Position Statement

Subject: AGAINST HB 2714 AND SB 1114 RELATING TO THE VIRGINIA ANTI-DRUG SWITCHING LEGISLATION PATIENT PROTECTION ACT

While written with the best intentions, the legislation currently under consideration by the General Assembly is misdirected. It will interfere with the ability of licensed health care professionals-including physicians, pharmacists, and nurses-to determine which drug agents should be prescribed in the best interests of the patient-consumer.

The legislation would essentially restrict therapeutic equivalency interchange programs (substitution of one medication with another one from the same drug class and having the same pharmacologic actions, producing the same therapeutic outcomes, and having the same acceptable level of risk) and inhibit prescribing practices and the use of formularies. This consequently will result in higher drug costs in health systems. At the same time, it will expose patients to ineffective drugs and ones with excessive side effects.

Additionally, VSHP has responded to an editorial supporting the bill that was published in the Richmond Times-Dispatch on January 17. The Society believes the article was misleading and irresponsible in its depiction and misrepresentation of therapeutic interchange and the drug-product selection process undertaken by health systems.

Key Points about Drug-Product Selection: In talking with your Delegate, emphasize some or all of these advantages to sound drug-product selection processes within organized health care systems:

  1. Therapeutic interchange seeks to improve patient outcomes with the cost-effective use of drug therapy.

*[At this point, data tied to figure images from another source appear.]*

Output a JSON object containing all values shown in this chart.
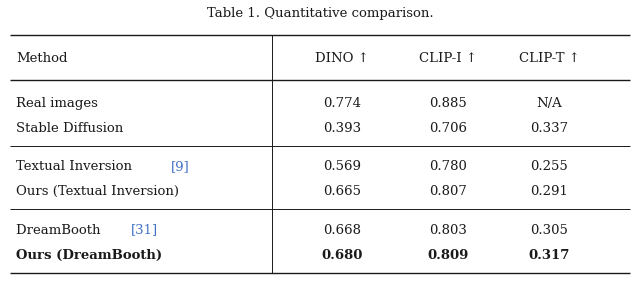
{
  "title": "Table 1. Quantitative comparison.",
  "col_headers": [
    "Method",
    "DINO ↑",
    "CLIP-I ↑",
    "CLIP-T ↑"
  ],
  "rows": [
    {
      "method": "Real images",
      "method_base": "Real images",
      "ref": "",
      "dino": "0.774",
      "clip_i": "0.885",
      "clip_t": "N/A",
      "bold": false,
      "group": 0
    },
    {
      "method": "Stable Diffusion",
      "method_base": "Stable Diffusion",
      "ref": "",
      "dino": "0.393",
      "clip_i": "0.706",
      "clip_t": "0.337",
      "bold": false,
      "group": 0
    },
    {
      "method": "Textual Inversion ",
      "method_base": "Textual Inversion ",
      "ref": "[9]",
      "dino": "0.569",
      "clip_i": "0.780",
      "clip_t": "0.255",
      "bold": false,
      "group": 1
    },
    {
      "method": "Ours (Textual Inversion)",
      "method_base": "Ours (Textual Inversion)",
      "ref": "",
      "dino": "0.665",
      "clip_i": "0.807",
      "clip_t": "0.291",
      "bold": false,
      "group": 1
    },
    {
      "method": "DreamBooth ",
      "method_base": "DreamBooth ",
      "ref": "[31]",
      "dino": "0.668",
      "clip_i": "0.803",
      "clip_t": "0.305",
      "bold": false,
      "group": 2
    },
    {
      "method": "Ours (DreamBooth)",
      "method_base": "Ours (DreamBooth)",
      "ref": "",
      "dino": "0.680",
      "clip_i": "0.809",
      "clip_t": "0.317",
      "bold": true,
      "group": 2
    }
  ],
  "bg_color": "#ffffff",
  "text_color": "#1a1a1a",
  "ref_color": "#4472C4",
  "title_fontsize": 9.5,
  "header_fontsize": 9.5,
  "body_fontsize": 9.5
}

Generic substitutions and therapeutic interchange are acceptable components in providing quality patient care while containing costs.
  2. Therapeutic interchange is a collaborative approach, undertaken prior to prescribing, through which interdisciplinary teams that include medical, nursing, and pharmacy staffs, review available drugs-with respect to efficacy, safety, quality of life, and cost-and approve those with therapeutically equivalent effects.
  3. Quality of care is the first priority and holds the greatest concern in establishing a well-managed and fully analyzed formulary and/or drug-substitution program in health systems.
  4. Within this process, drugs are not arbitrarily or randomly "switched" for financial gain. Approvals for therapeutic interchange are established through a comprehensive review of medical literature.
  5. Four primary factors are considered when assessing drugs under consideration, prioritized as follows:
  6. A consumer advocacy "safety net" already exists for programs that are not well-conceived or do not serve the patients' best interests. Accrediting agencies and state boards of pharmacy and medicine have within their respective jurisdictions the authority to take action, thus providing a system of checks and balances.
  7. Therapeutic interchange requires physician approval, which protects the patient. Prescribers retain the right to require a specific medication for a specific patient, and always have the prerogative or option to override a therapeutic interchange.
  8. Monitoring of patient outcomes against industry-, governmental-, and medical staff-approved practice guidelines reinforces that this approach to disease management has and continues to improve patient outcomes while reducing costs.